Astronomer George Howard Jacoby and his colleagues later proposed that the PNLF function equaled:<ref>{{Cite journal |last=Jacoby |first=George H. |date=April 1989 |title=Planetary nebulae as standard candles. I - Evolutionary models |url=http://adsabs.harvard.edu/doi/10.1086/167274 |journal=The Astrophysical Journal |language=en |volume=339 |page=39 |doi=10.1086/167274 |bibcode=1989ApJ...339...39J |issn=0004-637X}}</ref>

<math display="block">\ N (M) \propto e^{0.307 M} (1 - e^{3(M^{*} - M)} ) \,.</math>
Where N(M) is number of planetary nebula, having absolute magnitude M. M* is equal to the nebula with the brightest magnitude.

=== Surface brightness fluctuation method ===

[[File:Galaxy cluster Abell 2218 gravitaitonal lens.jpg|thumb|Galaxy cluster]]
The following method deals with the overall inherent properties of galaxies. These methods, though with varying error percentages, have the ability to make distance estimates beyond 100 Mpc, though it is usually applied more locally.
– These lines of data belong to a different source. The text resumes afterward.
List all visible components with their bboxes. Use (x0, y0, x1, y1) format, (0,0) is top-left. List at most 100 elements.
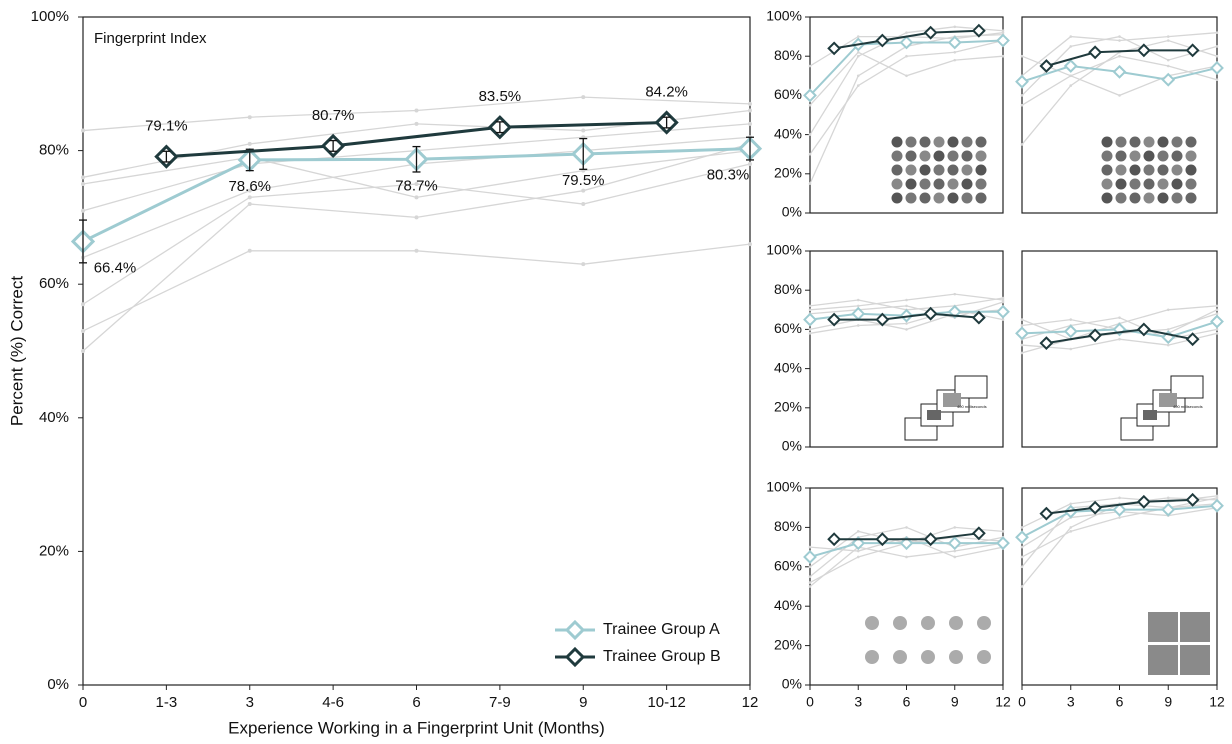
individual-point (1215, 31, 1219, 34)
marker (923, 306, 938, 321)
individual-point (808, 304, 812, 308)
individual-point (1001, 29, 1005, 33)
individual-point (1215, 78, 1219, 82)
marker (947, 35, 962, 50)
marker (875, 33, 890, 48)
y-tick-label: 0% (782, 438, 802, 454)
individual-point (1118, 496, 1121, 500)
marker (875, 312, 890, 327)
x-tick-label: 3 (854, 694, 862, 710)
marker (1112, 64, 1127, 79)
x-tick-label: 3 (246, 694, 254, 711)
marker (1210, 498, 1224, 513)
inset-image (919, 164, 931, 176)
x-tick-label: 12 (995, 694, 1011, 710)
individual-point (1118, 516, 1121, 519)
individual-point (808, 585, 812, 588)
individual-point (1020, 54, 1024, 58)
individual-point (247, 202, 252, 207)
marker (1161, 72, 1176, 87)
individual-point (81, 208, 85, 213)
marker (1088, 45, 1103, 60)
marker (1039, 506, 1054, 521)
individual-point (1166, 496, 1170, 500)
individual-point (953, 292, 957, 296)
inset-image (961, 150, 973, 162)
error-bar (329, 139, 338, 152)
individual-point (1118, 35, 1121, 38)
inset-image (933, 164, 945, 176)
individual-point (748, 101, 752, 106)
individual-point (808, 152, 812, 156)
individual-point (81, 349, 85, 353)
inset-image (1143, 178, 1155, 190)
marker (827, 532, 842, 547)
inset-image (1180, 612, 1210, 642)
panel-chart: 400 milliseconds (1015, 250, 1224, 448)
inset-image (1185, 164, 1197, 176)
inset-image (1143, 150, 1155, 162)
marker (947, 536, 962, 551)
individual-point (581, 188, 586, 193)
inset-image (949, 616, 963, 630)
inset-image (947, 150, 959, 162)
x-tick-label: 12 (1209, 694, 1225, 710)
inset-image (1101, 136, 1113, 148)
y-tick-label: 20% (774, 636, 802, 652)
inset-image (891, 192, 903, 204)
individual-point (856, 324, 860, 327)
individual-point (1166, 328, 1170, 331)
y-tick-label: 60% (774, 86, 802, 102)
inset-image (1159, 393, 1177, 407)
annotation: 400 milliseconds (957, 404, 987, 409)
x-tick-label: 3 (1067, 694, 1075, 710)
individual-point (808, 182, 812, 185)
individual-point (1020, 103, 1024, 107)
marker (899, 536, 914, 551)
individual-point (1001, 318, 1005, 321)
individual-point (581, 262, 586, 267)
individual-point (1215, 496, 1219, 500)
inset-image (891, 136, 903, 148)
marker (1136, 494, 1151, 509)
marker (1112, 502, 1127, 517)
inset-image (949, 650, 963, 664)
inset-image (975, 164, 987, 176)
individual-point (581, 128, 586, 133)
x-tick-label: 0 (806, 694, 814, 710)
inset-image (1115, 192, 1127, 204)
data-label: 80.7% (312, 107, 355, 124)
individual-point (856, 74, 860, 78)
inset-image (1171, 192, 1183, 204)
marker (1161, 502, 1176, 517)
series-line (1046, 49, 1193, 67)
individual-point (414, 182, 419, 186)
y-tick-label: 20% (774, 165, 802, 181)
individual-point (1215, 494, 1219, 498)
individual-point (1215, 308, 1219, 312)
individual-point (581, 95, 586, 100)
inset-image (1157, 192, 1169, 204)
panel-chart: 0% 20% 40% 60% 80% 100% 400 milliseconds (766, 242, 1010, 454)
individual-point (1118, 94, 1121, 97)
inset-image (961, 164, 973, 176)
x-tick-label: 9 (579, 694, 587, 711)
individual-point (953, 555, 957, 559)
individual-point (856, 530, 860, 533)
y-tick-label: 100% (31, 8, 69, 25)
individual-point (247, 115, 252, 120)
series-line (1046, 498, 1193, 515)
individual-point (808, 64, 812, 68)
marker (923, 532, 938, 547)
data-label: 84.2% (645, 84, 688, 101)
data-label: 83.5% (479, 88, 522, 105)
individual-point (247, 188, 252, 193)
individual-point (1020, 318, 1024, 321)
inset-image (1129, 150, 1141, 162)
error-bar (245, 148, 254, 172)
individual-point (1215, 328, 1219, 331)
x-tick-label: 10-12 (647, 694, 685, 711)
y-tick-label: 40% (39, 409, 69, 426)
inset-image (933, 192, 945, 204)
inset-image (1157, 136, 1169, 148)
The [[surface brightness fluctuation]] (SBF) method takes advantage of the use of [[Charge-coupled device|CCD]] cameras on telescopes. Because of spatial fluctuations in a galaxy's surface brightness, some pixels on these cameras will pick up more stars than others. As distance increases, the picture will become increasingly smoother. Analysis of this describes a magnitude of the pixel-to-pixel variation, which is directly related to a galaxy's distance.<ref name=tonry2001>{{Citation |last1=Tonry |first1=John L. |last2=Dressler |first2=Alan |last3=Blakeslee |first3=John P. |last4=Ajhar |first4=Edward A. |last5=Fletcher |first5=Andre B. |last6=Luppino |first6=Gerard A. |last7=Metzger |first7=Mark R. |last8=Moore |first8=Christopher B. |title=The SBF Survey of Galaxy Distances. IV. SBF Magnitudes, Colors, and Distances |journal=Astrophysical Journal |date=2001 |volume=546 |issue=2 |pages=681–693 |bibcode=2001ApJ...546..681T |doi=10.1086/318301 |arxiv=astro-ph/0011223 |s2cid=17628238}}</ref>

=== Sigma-D relation ===

The [[Sigma-D relation]] (or Σ-D relation), used in [[elliptical galaxy|elliptical galaxies]], relates the angular diameter (D) of the galaxy to its [[velocity dispersion]]. It is important to describe exactly what D represents, in order to understand this method. It is, more precisely, the galaxy's angular diameter out to the [[surface brightness]] level of 20.75 B-mag arcsec<sup>−2</sup>. This surface brightness is independent of the galaxy's actual distance from us. Instead, D is inversely proportional to the galaxy's distance, represented as d. Thus, this relation does not employ standard candles. Rather, D provides a standard ruler. This relation between D and Σ is

<math display="block"> \log (D) = 1.333 \log (\Sigma) + C</math>
where C is a constant which depends on the distance to the galaxy clusters.<ref>{{Cite journal |last=Dressler |first=Alan |date=1987 |title=The Dn-sigma relation for bulges of disk galaxies - A new, independent measure of the Hubble constant |journal=The Astrophysical Journal |language=en |volume=317 |page=1 |doi=10.1086/165251 |bibcode=1987ApJ...317....1D |issn=0004-637X |doi-access=free}}</ref>

This method has the potential to become one of the strongest methods of galactic distance calculators, perhaps exceeding the range of even the Tully–Fisher method. As of today, however, elliptical galaxies are not bright enough to provide a calibration for this method through the use of techniques such as Cepheids. Instead, calibration is done using more crude methods.